Purpose of review: The neurocognitive sequelae of anticancer treatment have received increasing attention especially among individuals with low-grade gliomas, primary central nervous system lymphoma and those undergoing prophylactic cranial irradiation for systemic malignancies. These groups are especially vulnerable because they often experience extended survival during which neurocognitive complications of therapy may cause more impairment than the tumor itself.

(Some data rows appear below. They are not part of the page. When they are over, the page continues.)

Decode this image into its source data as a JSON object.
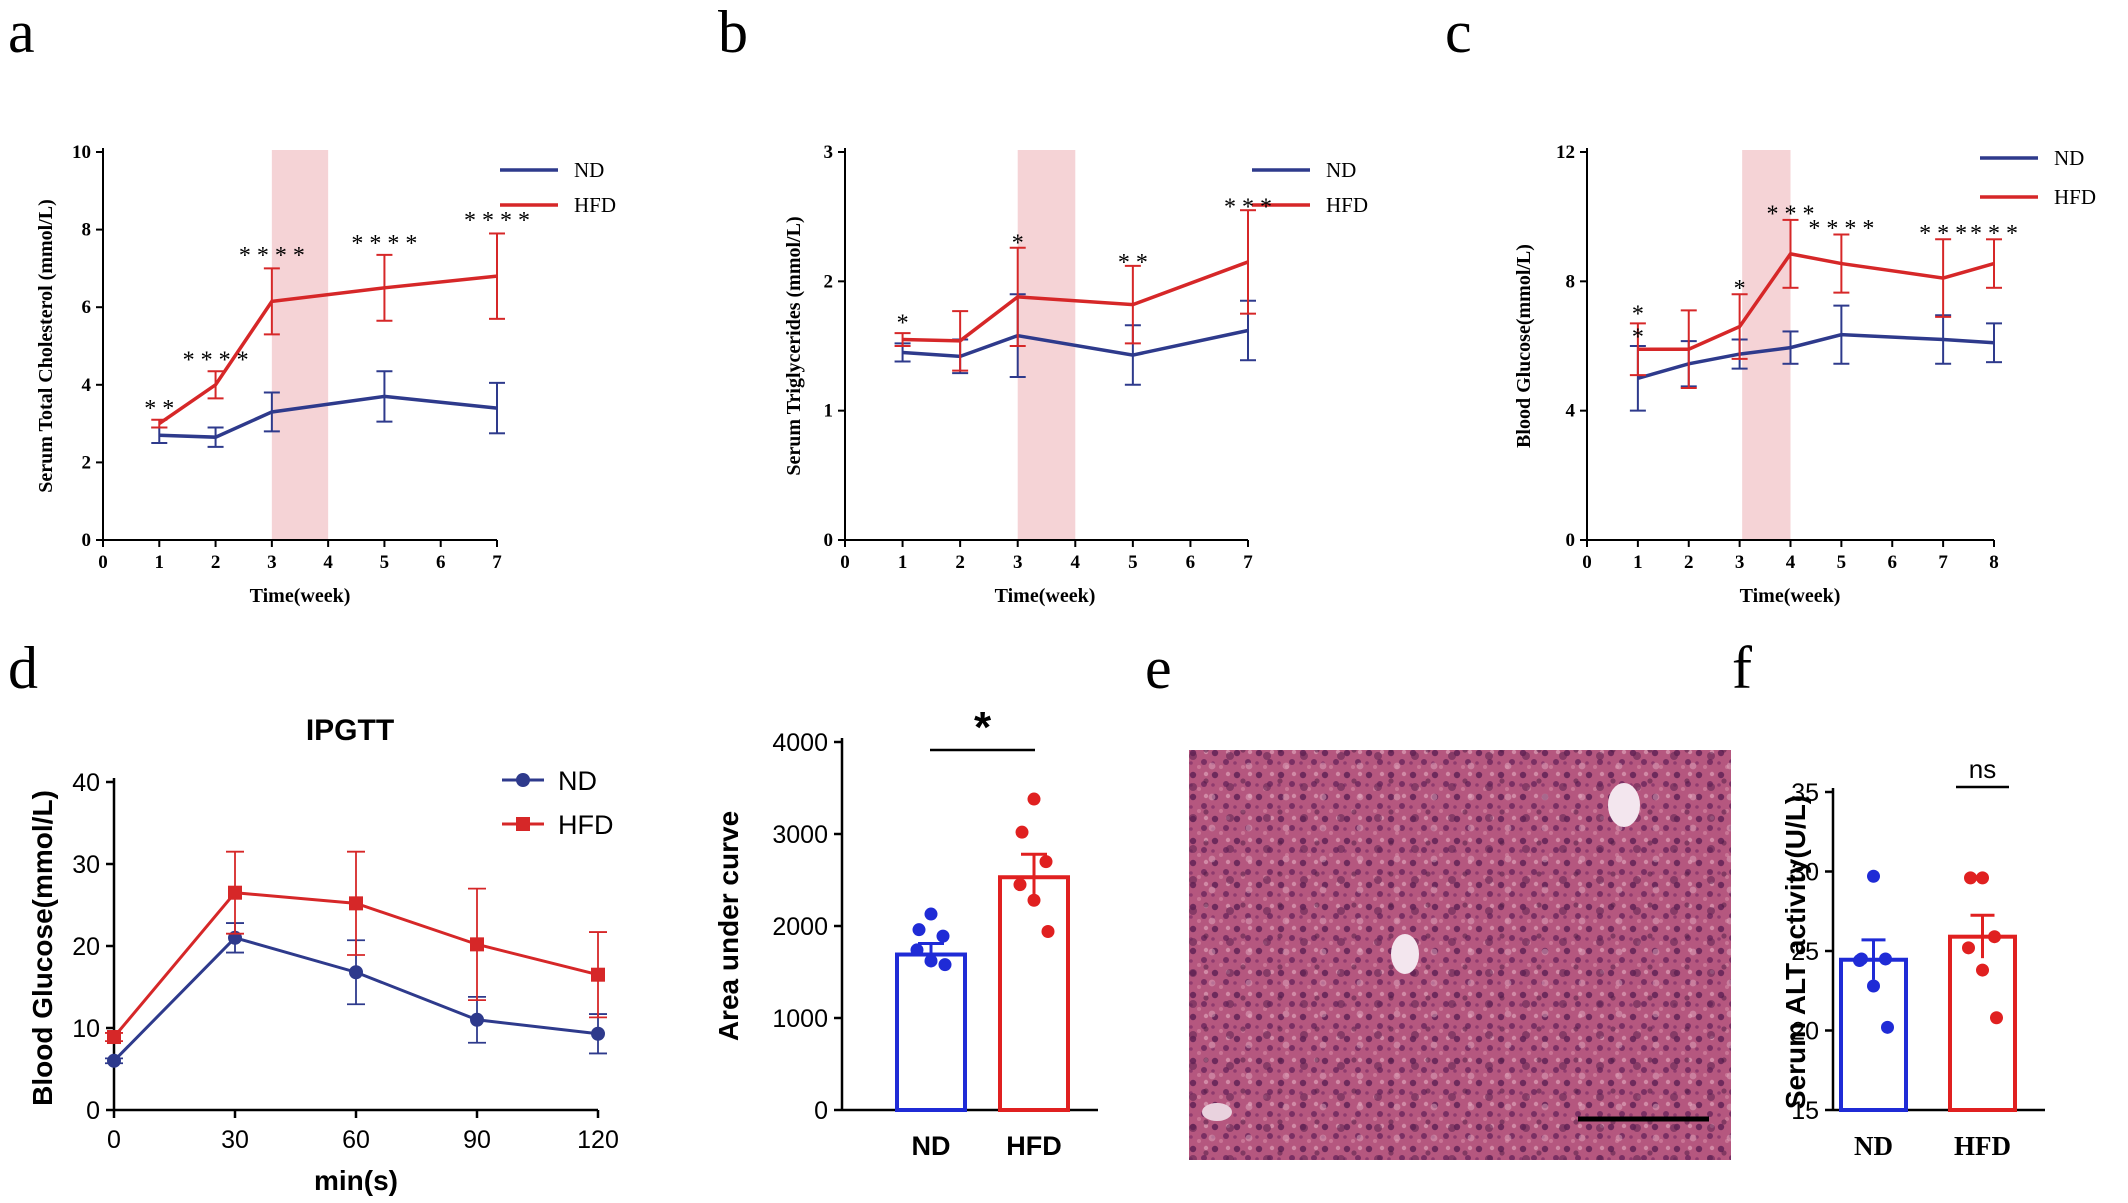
{
  "panel_labels": [
    "a",
    "b",
    "c",
    "d",
    "e",
    "f"
  ],
  "chart_data": [
    {
      "id": "a",
      "type": "line",
      "ylabel": "Serum Total Cholesterol (mmol/L)",
      "xlabel": "Time(week)",
      "xlim": [
        0,
        7
      ],
      "ylim": [
        0,
        10
      ],
      "xticks": [
        0,
        1,
        2,
        3,
        4,
        5,
        6,
        7
      ],
      "yticks": [
        0,
        2,
        4,
        6,
        8,
        10
      ],
      "shade": [
        3,
        4
      ],
      "legend_position": "top-right",
      "series": [
        {
          "name": "ND",
          "color": "#2e3a8c",
          "x": [
            1,
            2,
            3,
            5,
            7
          ],
          "y": [
            2.7,
            2.65,
            3.3,
            3.7,
            3.4
          ],
          "err": [
            0.2,
            0.25,
            0.5,
            0.65,
            0.65
          ]
        },
        {
          "name": "HFD",
          "color": "#d62728",
          "x": [
            1,
            2,
            3,
            5,
            7
          ],
          "y": [
            3.0,
            4.0,
            6.15,
            6.5,
            6.8
          ],
          "err": [
            0.1,
            0.35,
            0.85,
            0.85,
            1.1
          ]
        }
      ],
      "annotations": [
        {
          "x": 1,
          "y": 3.4,
          "text": "* *"
        },
        {
          "x": 2,
          "y": 4.65,
          "text": "* * * *"
        },
        {
          "x": 3,
          "y": 7.35,
          "text": "* * * *"
        },
        {
          "x": 5,
          "y": 7.65,
          "text": "* * * *"
        },
        {
          "x": 7,
          "y": 8.25,
          "text": "* * * *"
        }
      ]
    },
    {
      "id": "b",
      "type": "line",
      "ylabel": "Serum Triglycerides (mmol/L)",
      "xlabel": "Time(week)",
      "xlim": [
        0,
        7
      ],
      "ylim": [
        0,
        3
      ],
      "xticks": [
        0,
        1,
        2,
        3,
        4,
        5,
        6,
        7
      ],
      "yticks": [
        0,
        1,
        2,
        3
      ],
      "shade": [
        3,
        4
      ],
      "legend_position": "top-right",
      "series": [
        {
          "name": "ND",
          "color": "#2e3a8c",
          "x": [
            1,
            2,
            3,
            5,
            7
          ],
          "y": [
            1.45,
            1.42,
            1.58,
            1.43,
            1.62
          ],
          "err": [
            0.07,
            0.13,
            0.32,
            0.23,
            0.23
          ]
        },
        {
          "name": "HFD",
          "color": "#d62728",
          "x": [
            1,
            2,
            3,
            5,
            7
          ],
          "y": [
            1.55,
            1.54,
            1.88,
            1.82,
            2.15
          ],
          "err": [
            0.05,
            0.23,
            0.38,
            0.3,
            0.4
          ]
        }
      ],
      "annotations": [
        {
          "x": 1,
          "y": 1.68,
          "text": "*"
        },
        {
          "x": 3,
          "y": 2.3,
          "text": "*"
        },
        {
          "x": 5,
          "y": 2.15,
          "text": "* *"
        },
        {
          "x": 7,
          "y": 2.58,
          "text": "* * *"
        }
      ]
    },
    {
      "id": "c",
      "type": "line",
      "ylabel": "Blood Glucose(mmol/L)",
      "xlabel": "Time(week)",
      "xlim": [
        0,
        8
      ],
      "ylim": [
        0,
        12
      ],
      "xticks": [
        0,
        1,
        2,
        3,
        4,
        5,
        6,
        7,
        8
      ],
      "yticks": [
        0,
        4,
        8,
        12
      ],
      "shade": [
        3.05,
        4
      ],
      "legend_position": "top-right",
      "series": [
        {
          "name": "ND",
          "color": "#2e3a8c",
          "x": [
            1,
            2,
            3,
            4,
            5,
            7,
            8
          ],
          "y": [
            5.0,
            5.45,
            5.75,
            5.95,
            6.35,
            6.2,
            6.1
          ],
          "err": [
            1.0,
            0.7,
            0.45,
            0.5,
            0.9,
            0.75,
            0.6
          ]
        },
        {
          "name": "HFD",
          "color": "#d62728",
          "x": [
            1,
            2,
            3,
            4,
            5,
            7,
            8
          ],
          "y": [
            5.9,
            5.9,
            6.6,
            8.85,
            8.55,
            8.1,
            8.55
          ],
          "err": [
            0.8,
            1.2,
            1.0,
            1.05,
            0.9,
            1.2,
            0.75
          ]
        }
      ],
      "annotations": [
        {
          "x": 1,
          "y": 7.0,
          "text": "*"
        },
        {
          "x": 1,
          "y": 6.3,
          "text": "*"
        },
        {
          "x": 3,
          "y": 7.8,
          "text": "*"
        },
        {
          "x": 4,
          "y": 10.1,
          "text": "* * *"
        },
        {
          "x": 5,
          "y": 9.65,
          "text": "* * * *"
        },
        {
          "x": 7,
          "y": 9.5,
          "text": "* * *"
        },
        {
          "x": 8,
          "y": 9.5,
          "text": "* * *"
        }
      ]
    },
    {
      "id": "d1",
      "type": "line",
      "title": "IPGTT",
      "ylabel": "Blood Glucose(mmol/L)",
      "xlabel": "min(s)",
      "xlim": [
        0,
        120
      ],
      "ylim": [
        0,
        40
      ],
      "xticks": [
        0,
        30,
        60,
        90,
        120
      ],
      "yticks": [
        0,
        10,
        20,
        30,
        40
      ],
      "legend_position": "top-right",
      "series": [
        {
          "name": "ND",
          "color": "#2e3a8c",
          "marker": "circle",
          "x": [
            0,
            30,
            60,
            90,
            120
          ],
          "y": [
            6.0,
            21.0,
            16.8,
            11.0,
            9.3
          ],
          "err": [
            0.3,
            1.8,
            3.9,
            2.8,
            2.4
          ]
        },
        {
          "name": "HFD",
          "color": "#d62728",
          "marker": "square",
          "x": [
            0,
            30,
            60,
            90,
            120
          ],
          "y": [
            8.9,
            26.5,
            25.2,
            20.2,
            16.5
          ],
          "err": [
            0.5,
            5.0,
            6.3,
            6.8,
            5.2
          ]
        }
      ]
    },
    {
      "id": "d2",
      "type": "bar",
      "ylabel": "Area under curve",
      "categories": [
        "ND",
        "HFD"
      ],
      "values": [
        1690,
        2530
      ],
      "err": [
        120,
        250
      ],
      "colors": [
        "#1f2bd6",
        "#e02020"
      ],
      "points": [
        [
          2130,
          1960,
          1890,
          1740,
          1620,
          1580
        ],
        [
          3380,
          3020,
          2700,
          2450,
          2280,
          1940
        ]
      ],
      "ylim": [
        0,
        4000
      ],
      "yticks": [
        0,
        1000,
        2000,
        3000,
        4000
      ],
      "significance": "*"
    },
    {
      "id": "f",
      "type": "bar",
      "ylabel": "Serum ALT activity(U/L)",
      "categories": [
        "ND",
        "HFD"
      ],
      "values": [
        24.45,
        25.9
      ],
      "err": [
        1.25,
        1.35
      ],
      "colors": [
        "#1f2bd6",
        "#e02020"
      ],
      "points": [
        [
          29.7,
          24.5,
          24.5,
          24.4,
          22.8,
          20.2
        ],
        [
          29.6,
          29.6,
          25.9,
          25.2,
          23.8,
          20.8
        ]
      ],
      "ylim": [
        15,
        35
      ],
      "yticks": [
        15,
        20,
        25,
        30,
        35
      ],
      "significance": "ns"
    }
  ],
  "image_e": {
    "icon": "liver-histology-image",
    "scale_bar": true
  }
}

The purpose of this review is to highlight recent clinical reports of neurocognitive sequelae among patients without significant central nervous system tumor burden and to describe the experimental studies which may explain the pathogenesis of the disorder.

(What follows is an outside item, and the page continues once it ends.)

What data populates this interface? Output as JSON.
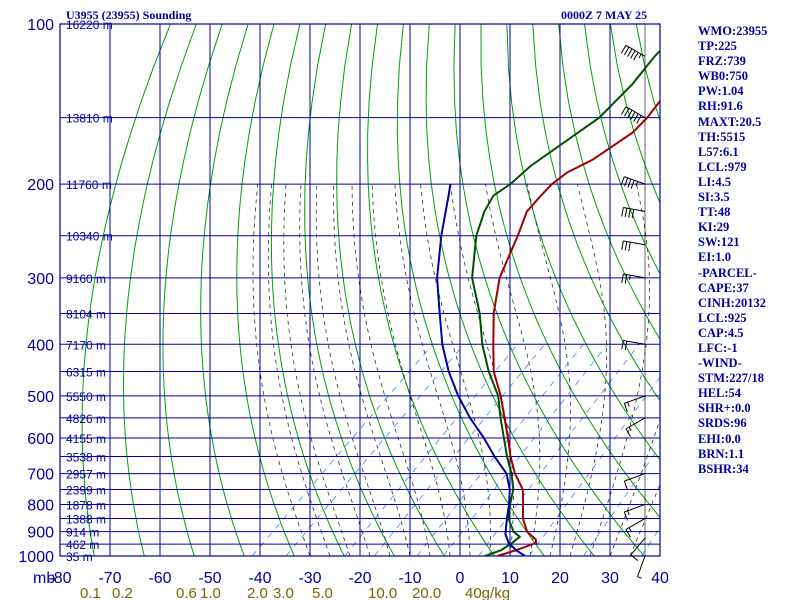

Recent findings: The neurocognitive deficits among survivors of primary central nervous system lymphoma without residual tumor and pituitary tumors were reported recently. Both provide an opportunity to distinguish the effects of treatment from the effects of tumor. Moreover, animal studies demonstrate the negative consequences of radiation on hippocampal neurogenesis, learning and memory. The mechanism of impaired neurogenesis may be due to inflammation, which can be aborted with restoration of neurogenesis through the administration of non-steroidal anti-inflammatory agents.
Summary: If inhibition of neurogenesis is the basis of neurocognitive sequelae from irradiation and non-steroidal anti-inflammatory agents can restore neurogenesis then a clinical trial may be worthwhile to confirm this benefit in humans.